Harper, E. (1987). **Ghosts of Diophantus**. *Educational Studies in Mathematics*, 18, 75-90

** **The main issue of this article is the relationship between the historical evolution of algebraic ideas and their conceptual development that indicates how an historical analysis can guide and inform teaching. It is based on a conjecture that the ontogenetic development of mathematical ideas, development of ideas during the life time of the individual mathematician, might parallel with its phylogenetic evolution, evolution throughout the historical time. Related to this idea, some mathematics education experts such as Poincare, Branford, and Polya suggested that curriculum content in mathematics, in order to make it useful for students, should be presented in precisely the same order in which that content evolved during the history of mathematics. Furthermore, Polya suggested that students should be facilitated to ‘rediscover’ all the ‘great steps’ taken by mathematicians throughout history. This idea is similar with Freudenthal’s suggestion that students should be encouraged to ‘re-invent’ mathematics ideas.

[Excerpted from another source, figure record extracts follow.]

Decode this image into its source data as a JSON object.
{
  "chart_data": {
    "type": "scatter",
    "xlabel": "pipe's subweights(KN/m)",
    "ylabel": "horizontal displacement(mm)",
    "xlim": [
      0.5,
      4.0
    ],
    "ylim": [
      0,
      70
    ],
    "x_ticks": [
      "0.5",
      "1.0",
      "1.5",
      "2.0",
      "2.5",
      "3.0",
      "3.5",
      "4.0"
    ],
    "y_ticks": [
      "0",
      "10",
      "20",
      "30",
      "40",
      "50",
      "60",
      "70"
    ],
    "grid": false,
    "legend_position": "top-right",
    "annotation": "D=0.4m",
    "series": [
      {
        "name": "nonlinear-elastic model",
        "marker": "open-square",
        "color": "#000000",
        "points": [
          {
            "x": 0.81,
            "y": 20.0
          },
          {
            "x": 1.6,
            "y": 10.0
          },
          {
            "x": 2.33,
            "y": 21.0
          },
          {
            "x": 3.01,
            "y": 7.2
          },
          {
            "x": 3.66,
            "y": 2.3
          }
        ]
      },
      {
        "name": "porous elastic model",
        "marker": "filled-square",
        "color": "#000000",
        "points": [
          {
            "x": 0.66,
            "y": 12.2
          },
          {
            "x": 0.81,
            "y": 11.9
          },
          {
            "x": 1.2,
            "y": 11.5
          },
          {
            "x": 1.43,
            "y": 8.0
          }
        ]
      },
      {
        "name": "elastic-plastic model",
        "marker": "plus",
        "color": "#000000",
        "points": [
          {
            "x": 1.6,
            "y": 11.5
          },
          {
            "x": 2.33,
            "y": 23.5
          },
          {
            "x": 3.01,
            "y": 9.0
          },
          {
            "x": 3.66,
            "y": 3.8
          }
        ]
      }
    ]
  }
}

The study conducted by Harper has an aim to identify the major steps taken in the historical development of algebra, with particular reference to the use made of letters, and then to decide if evidence might be obtained to indicate that these same steps are taken by students in the classroom. He proposes three major stages that algebra has passed through the history of its development: rhetorical (long written argument with no symbol for unknown), syncopated (symbol for unknown quantities), and symbolic (letters also for given quantities). He gives a problem that was worked in the history of algebra to 144 secondary grammar school students and he finds that how the students do the problem is similar with the historical development of algebra in that lower students work in rhetorical stage, and as the levels of students increase they start work with syncopated and symbolic.

This article’s suggestion that an historical analysis can guide and inform teaching is really need to be applied in designing a research project. Knowing how a mathematical idea develops through the times can lead into a better understanding of the materials and also provides opportunity to develop meaningful context that could facilitate students to reinvent the intended mathematics.